PAS 2030 accredited installers have installed loft insulation for years under numerous government schemes, however with the introduction of PAS 2035, there are more demanding criteria to meet when it comes to ventilation, namely compliance with BS5250, and it seems designers and installers either aren’t aware of these requirements or are simply ignoring them.

cold roof insultation

The retrofit assessment is of vital importance and should provide the designer with a good overview of the existing roof space and should capture the following information:

  • Whether the roofing membrane is “High Resistance (HR)” or “Low Resistance (LR)” as defined in BS5250
  • The location and condition of the loft hatch (including any draughtproofing)
  • Any defects/leaks within the roof void
  • Any services which are contained within the roof void (water tanks/mechanical ventilation)
  • Thickness of Insulation and coverage
  • Whether the roofs on the property are joined (accessible) or independent
  • An inspection should be made at the eaves to identify whether there is any eaves ventilation to the roof space and, if so, that it is not blocked by insulation

Phil Partridge, Retrofit Designer at VOR, says, “Ensuring adequate airflow within the roof space is crucial for preventing issues such as condensation, damp, and mould.
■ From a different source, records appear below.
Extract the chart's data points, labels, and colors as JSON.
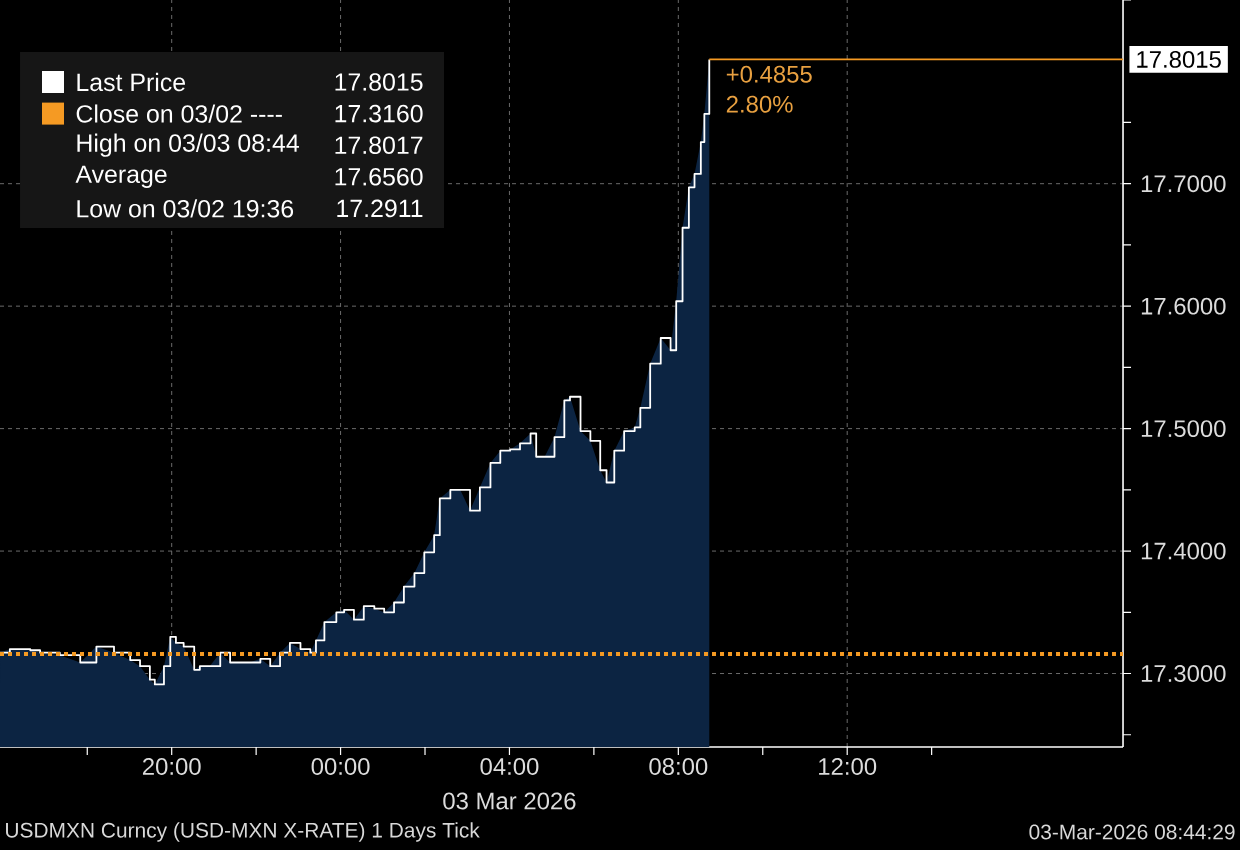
{
  "chart_data": {
    "type": "area",
    "xlabel": "03 Mar 2026",
    "x": [
      "2026-03-02T15:56",
      "2026-03-02T16:10",
      "2026-03-02T16:39",
      "2026-03-02T16:53",
      "2026-03-02T17:21",
      "2026-03-02T17:50",
      "2026-03-02T18:13",
      "2026-03-02T18:38",
      "2026-03-02T19:01",
      "2026-03-02T19:15",
      "2026-03-02T19:29",
      "2026-03-02T19:36",
      "2026-03-02T19:49",
      "2026-03-02T19:58",
      "2026-03-02T20:06",
      "2026-03-02T20:17",
      "2026-03-02T20:32",
      "2026-03-02T20:40",
      "2026-03-02T20:54",
      "2026-03-02T21:09",
      "2026-03-02T21:23",
      "2026-03-02T21:37",
      "2026-03-02T21:51",
      "2026-03-02T22:06",
      "2026-03-02T22:20",
      "2026-03-02T22:34",
      "2026-03-02T22:48",
      "2026-03-02T23:03",
      "2026-03-02T23:17",
      "2026-03-02T23:25",
      "2026-03-02T23:37",
      "2026-03-02T23:54",
      "2026-03-03T00:05",
      "2026-03-03T00:19",
      "2026-03-03T00:33",
      "2026-03-03T00:48",
      "2026-03-03T01:02",
      "2026-03-03T01:16",
      "2026-03-03T01:30",
      "2026-03-03T01:45",
      "2026-03-03T01:59",
      "2026-03-03T02:13",
      "2026-03-03T02:21",
      "2026-03-03T02:36",
      "2026-03-03T02:50",
      "2026-03-03T03:04",
      "2026-03-03T03:18",
      "2026-03-03T03:33",
      "2026-03-03T03:47",
      "2026-03-03T04:01",
      "2026-03-03T04:15",
      "2026-03-03T04:30",
      "2026-03-03T04:38",
      "2026-03-03T04:50",
      "2026-03-03T05:04",
      "2026-03-03T05:18",
      "2026-03-03T05:26",
      "2026-03-03T05:41",
      "2026-03-03T05:55",
      "2026-03-03T06:09",
      "2026-03-03T06:18",
      "2026-03-03T06:29",
      "2026-03-03T06:43",
      "2026-03-03T06:58",
      "2026-03-03T07:06",
      "2026-03-03T07:20",
      "2026-03-03T07:35",
      "2026-03-03T07:49",
      "2026-03-03T07:57",
      "2026-03-03T08:06",
      "2026-03-03T08:15",
      "2026-03-03T08:23",
      "2026-03-03T08:32",
      "2026-03-03T08:37",
      "2026-03-03T08:44"
    ],
    "xlim": [
      "2026-03-02T15:56",
      "2026-03-03T18:32"
    ],
    "xticks": [
      {
        "value": "2026-03-02T18:00",
        "label": null
      },
      {
        "value": "2026-03-02T20:00",
        "label": "20:00"
      },
      {
        "value": "2026-03-02T22:00",
        "label": null
      },
      {
        "value": "2026-03-03T00:00",
        "label": "00:00"
      },
      {
        "value": "2026-03-03T02:00",
        "label": null
      },
      {
        "value": "2026-03-03T04:00",
        "label": "04:00"
      },
      {
        "value": "2026-03-03T06:00",
        "label": null
      },
      {
        "value": "2026-03-03T08:00",
        "label": "08:00"
      },
      {
        "value": "2026-03-03T10:00",
        "label": null
      },
      {
        "value": "2026-03-03T12:00",
        "label": "12:00"
      },
      {
        "value": "2026-03-03T14:00",
        "label": null
      }
    ],
    "ylim": [
      17.24,
      17.85
    ],
    "yticks": [
      {
        "value": 17.25,
        "label": null
      },
      {
        "value": 17.3,
        "label": "17.3000"
      },
      {
        "value": 17.35,
        "label": null
      },
      {
        "value": 17.4,
        "label": "17.4000"
      },
      {
        "value": 17.45,
        "label": null
      },
      {
        "value": 17.5,
        "label": "17.5000"
      },
      {
        "value": 17.55,
        "label": null
      },
      {
        "value": 17.6,
        "label": "17.6000"
      },
      {
        "value": 17.65,
        "label": null
      },
      {
        "value": 17.7,
        "label": "17.7000"
      },
      {
        "value": 17.75,
        "label": null
      },
      {
        "value": 17.85,
        "label": null
      }
    ],
    "series": [
      {
        "color": "#0c2442",
        "values": [
          17.317,
          17.32,
          17.319,
          17.317,
          17.315,
          17.309,
          17.322,
          17.317,
          17.311,
          17.306,
          17.295,
          17.2911,
          17.306,
          17.33,
          17.325,
          17.322,
          17.303,
          17.306,
          17.306,
          17.317,
          17.309,
          17.309,
          17.309,
          17.312,
          17.306,
          17.317,
          17.325,
          17.32,
          17.317,
          17.327,
          17.342,
          17.35,
          17.352,
          17.344,
          17.355,
          17.353,
          17.35,
          17.358,
          17.371,
          17.382,
          17.399,
          17.413,
          17.443,
          17.45,
          17.45,
          17.433,
          17.452,
          17.472,
          17.482,
          17.483,
          17.488,
          17.496,
          17.477,
          17.477,
          17.493,
          17.523,
          17.526,
          17.498,
          17.49,
          17.466,
          17.456,
          17.482,
          17.498,
          17.501,
          17.517,
          17.553,
          17.574,
          17.564,
          17.604,
          17.664,
          17.697,
          17.708,
          17.734,
          17.757,
          17.8015
        ]
      },
      {
        "type": "step",
        "name": "Last Price",
        "color": "#ffffff",
        "values": [
          17.317,
          17.32,
          17.319,
          17.317,
          17.315,
          17.309,
          17.322,
          17.317,
          17.311,
          17.306,
          17.295,
          17.2911,
          17.306,
          17.33,
          17.325,
          17.322,
          17.303,
          17.306,
          17.306,
          17.317,
          17.309,
          17.309,
          17.309,
          17.312,
          17.306,
          17.317,
          17.325,
          17.32,
          17.317,
          17.327,
          17.342,
          17.35,
          17.352,
          17.344,
          17.355,
          17.353,
          17.35,
          17.358,
          17.371,
          17.382,
          17.399,
          17.413,
          17.443,
          17.45,
          17.45,
          17.433,
          17.452,
          17.472,
          17.482,
          17.483,
          17.488,
          17.496,
          17.477,
          17.477,
          17.493,
          17.523,
          17.526,
          17.498,
          17.49,
          17.466,
          17.456,
          17.482,
          17.498,
          17.501,
          17.517,
          17.553,
          17.574,
          17.564,
          17.604,
          17.664,
          17.697,
          17.708,
          17.734,
          17.757,
          17.8015
        ]
      }
    ],
    "ref_lines": [
      {
        "axis": "y",
        "value": 17.316,
        "label": "Close on 03/02 ----",
        "color": "#f59a23",
        "line_style": "dotted"
      },
      {
        "axis": "y",
        "value": 17.8015,
        "label": "17.8015",
        "color": "#f59a23"
      }
    ],
    "annotations": [
      "17.8015",
      "17.3160",
      "High on 03/03 08:44",
      "17.8017",
      "Average",
      "17.6560",
      "Low on 03/02 19:36",
      "17.2911",
      "+0.4855",
      "2.80%",
      "USDMXN Curncy (USD-MXN X-RATE) 1 Days Tick",
      "03-Mar-2026 08:44:29"
    ],
    "grid": true,
    "legend": "top left"
  }
}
It’s essential to consider the existing use of the roof space, access requirements for ventilation installation, and the type of roofing felt used, as this can significantly impact the amount of ventilation required to comply with BS5250.”

The key things to consider are;

  • Ventilation requirements post insulation – ensuring adequate airflow within roof space, BS5250 sets out the requirements for this. 
  • Roof access to install ventilation such as tile vents. 
  • Loft hatch – thermal bridge/condensation risk at loft hatch junction if not insulated adequately.
  • Existing roof space use – often limited post insulation (raised loft floor legs/decking required
  • Condensation in roof space – can lead to damp / mould problems and/or structural defects due to rot of roof structure. 
  • Existing services through ceiling/recessed downlights. 
  • The biggest issue is old-type roofing felt (bituminous) and the amount of ventilation required as defined by BS5250. Modern roofing membranes are much easier to deal with as they significantly reduce ventilation requirements.

Condensation is a risk following loft insulation due to the following reasons:

  • Older/traditional buildings relied on natural ventilation/infiltration through building fabric elements, increasingly sealed up.
  • Homes are typically warmer today. 
  • Roof spaces (post insulation) are now colder, resulting in a more significant temp difference between air entering loft space, increasing the risk of condensation
  • Inadequate ventilation of roof space.

The key guidance for this measure is:

  • PAS 2035
  • BS 5250: 2021 Management of moisture in buildings – Code of practice
  • CITB – Loft Insulation Guide TRM 152/1
  • CITB – General requirements and guidance for the installation of cold roof loft insulation

In summary, loft insulation is vital to improving home energy efficiency. However, Proper attention must be paid to the ventilation requirements to avoid potential issues with moisture build-up, damp and mould. 

Retrofit designers and installers need to be aware of the industry standards and ensure the specific ventilation needs of each property are properly designed to BS5250 to ensure that the retrofit measures comply with PAS 2035.